FL-GOV: Republican candidates for governor say Congress must act to protect Dreamers.

IN-SEN: Luke Messer says he’s “disappointed by the early tone of the campaign.”

NJ-GOV: has a good primer on where the governors’ race stands today.

NJ-SEN: Pete Williams on what the Bob Menendez trial could mean for Trump’s plans: “The first U.S. senator to face bribery charges in nearly four decades goes on trial Wednesday in a case that could affect the Senate's partisan makeup and the fate of President Donald Trump's legislative agenda … The jury trial in Newark is expected to take up to eight weeks, and Menendez asked for court to be adjourned on days when there's an important Senate vote. But Senior U.S. District Judge William Walls rejected the request in a sharply worded order, saying the court "will not serve as concierge to any party or lawyer.’ … If Menendez is convicted, he would likely resist any calls to resign.
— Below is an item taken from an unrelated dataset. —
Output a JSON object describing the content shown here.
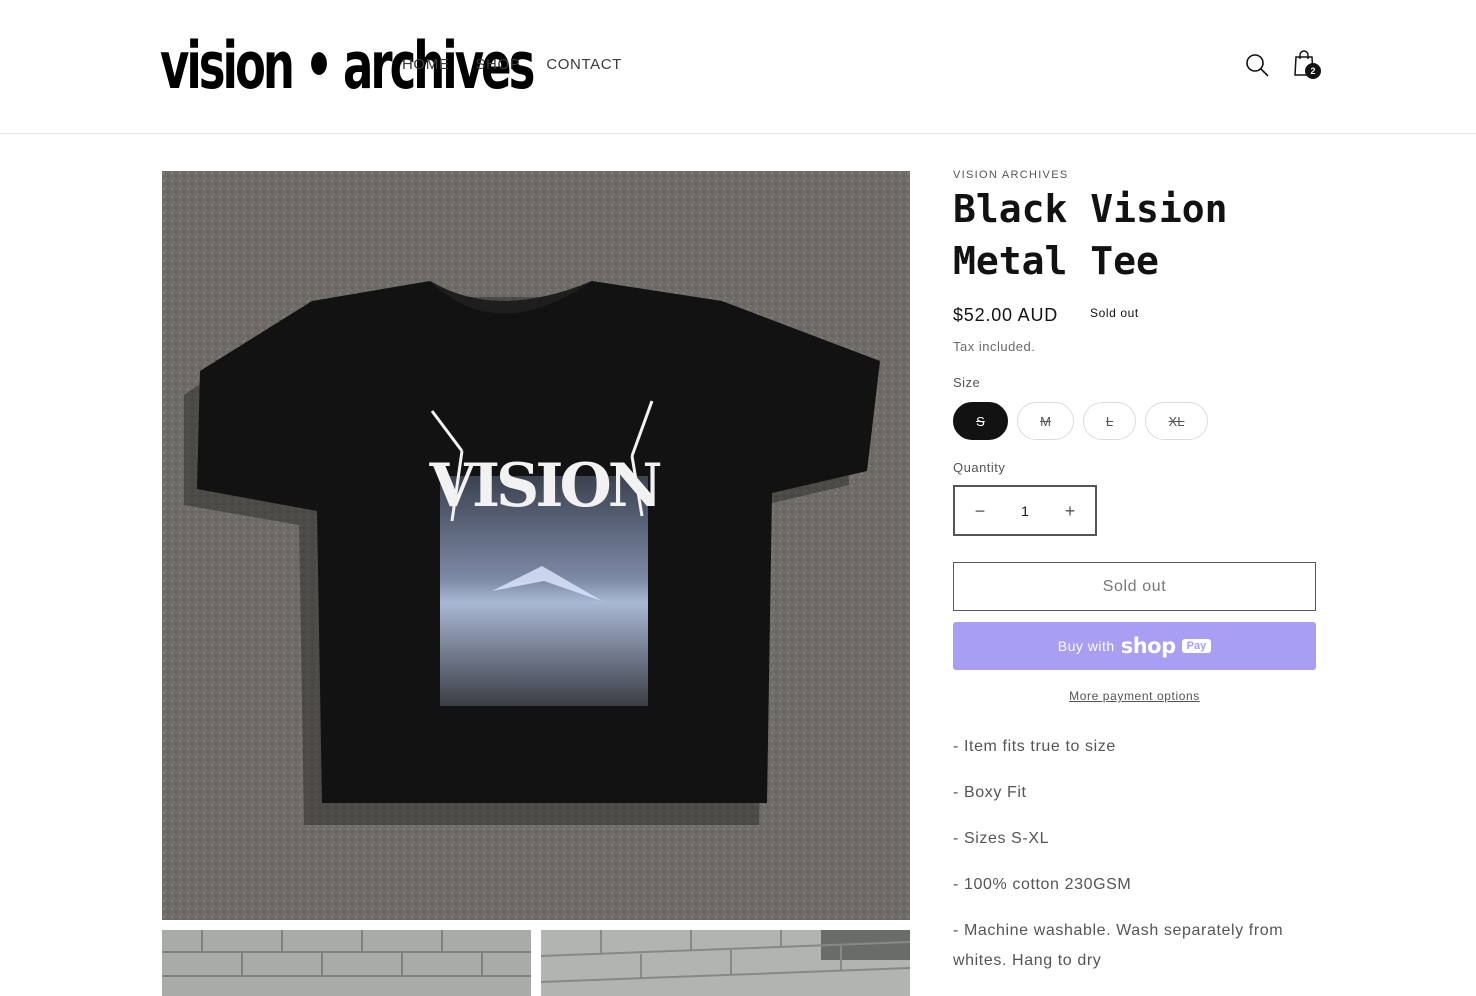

If he were to step down this year, his successor would be appointed by New Jersey's current governor, Chris Christie, giving the Republicans an additional Senate seat — which could be key to passing White House-backed Republican health care legislation that failed by one vote. If Menendez were to resign after Jan. 16, the appointment would be made by the state's newly elected governor, likely to be a Democrat. The Senate could also vote to expel Menendez if he were convicted. But that takes a two-thirds vote, and no senator has been expelled in the last 155 years.”

NV-SEN: ICYMI, from Leigh Ann Caldwell: “Why Dean Heller Is the Senate’s Most Endangered Republican”
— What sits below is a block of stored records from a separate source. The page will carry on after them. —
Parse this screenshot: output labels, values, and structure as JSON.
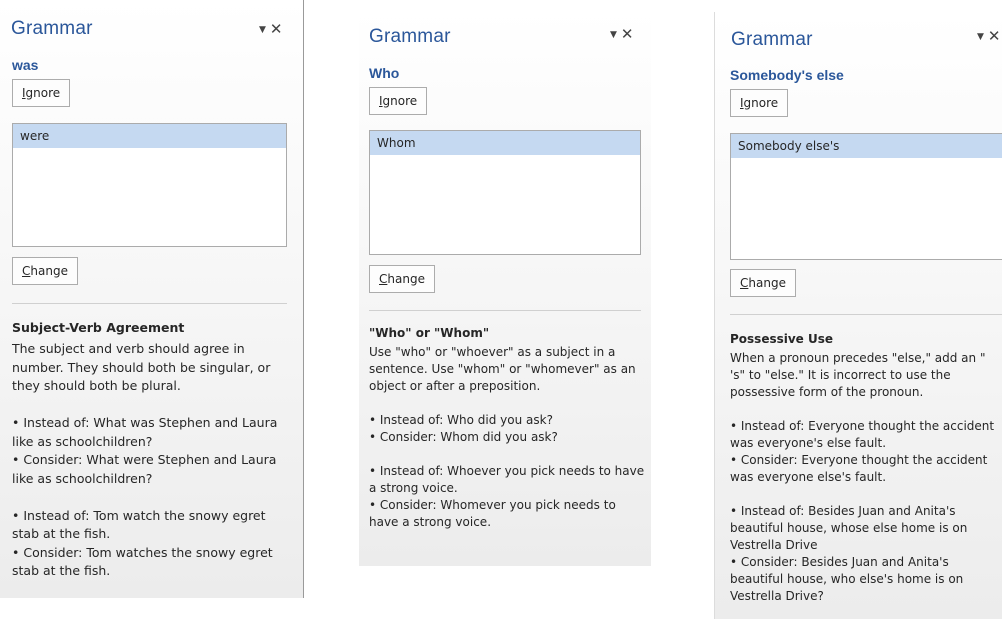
{
  "panes": [
    {
      "title": "Grammar",
      "dropdown_icon": "▼",
      "close_icon": "✕",
      "error_word": "was",
      "ignore_hotkey": "I",
      "ignore_rest": "gnore",
      "suggestions": [
        "were"
      ],
      "change_hotkey": "C",
      "change_rest": "hange",
      "rule_title": "Subject-Verb Agreement",
      "explanation": "The subject and verb should agree in number. They should both be singular, or they should both be plural.",
      "examples": [
        "• Instead of: What was Stephen and Laura like as schoolchildren?",
        "• Consider: What were Stephen and Laura like as schoolchildren?",
        "• Instead of: Tom watch the snowy egret stab at the fish.",
        "• Consider: Tom watches the snowy egret stab at the fish."
      ]
    },
    {
      "title": "Grammar",
      "dropdown_icon": "▼",
      "close_icon": "✕",
      "error_word": "Who",
      "ignore_hotkey": "I",
      "ignore_rest": "gnore",
      "suggestions": [
        "Whom"
      ],
      "change_hotkey": "C",
      "change_rest": "hange",
      "rule_title": "\"Who\" or \"Whom\"",
      "explanation": "Use \"who\" or \"whoever\" as a subject in a sentence.  Use \"whom\" or \"whomever\" as an object or after a preposition.",
      "examples": [
        "• Instead of: Who did you ask?",
        "• Consider: Whom did you ask?",
        "• Instead of: Whoever you pick needs to have a strong voice.",
        "• Consider: Whomever you pick needs to have a strong voice."
      ]
    },
    {
      "title": "Grammar",
      "dropdown_icon": "▼",
      "close_icon": "✕",
      "error_word": "Somebody's else",
      "ignore_hotkey": "I",
      "ignore_rest": "gnore",
      "suggestions": [
        "Somebody else's"
      ],
      "change_hotkey": "C",
      "change_rest": "hange",
      "rule_title": "Possessive Use",
      "explanation": "When a pronoun precedes \"else,\" add an \" 's\" to \"else.\"  It is incorrect to use the possessive form of the pronoun.",
      "examples": [
        "• Instead of: Everyone thought the accident was everyone's else fault.",
        "• Consider: Everyone thought the accident was everyone else's fault.",
        "• Instead of: Besides Juan and Anita's beautiful house, whose else home is on Vestrella Drive",
        "• Consider: Besides Juan and Anita's beautiful house, who else's home is on Vestrella Drive?"
      ]
    }
  ]
}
OH-GOV: “Famed television talk show host Jerry Springer said he is strongly considering running for governor, but doesn't have a timeline or a concrete decision on if he'll jump in just yet. Springer, a Democrat, said he hadn't decided - and wouldn't during his visit to Cleveland on Monday - in an interview with before a rally with the Service Employees International Union Local 1199 outside the Cleveland Clinic. After the rally, he said much of the same when taking questions from reporters.”

VA-GOV: Virginia Democrats are taking heat for skipping a Labor Day parade.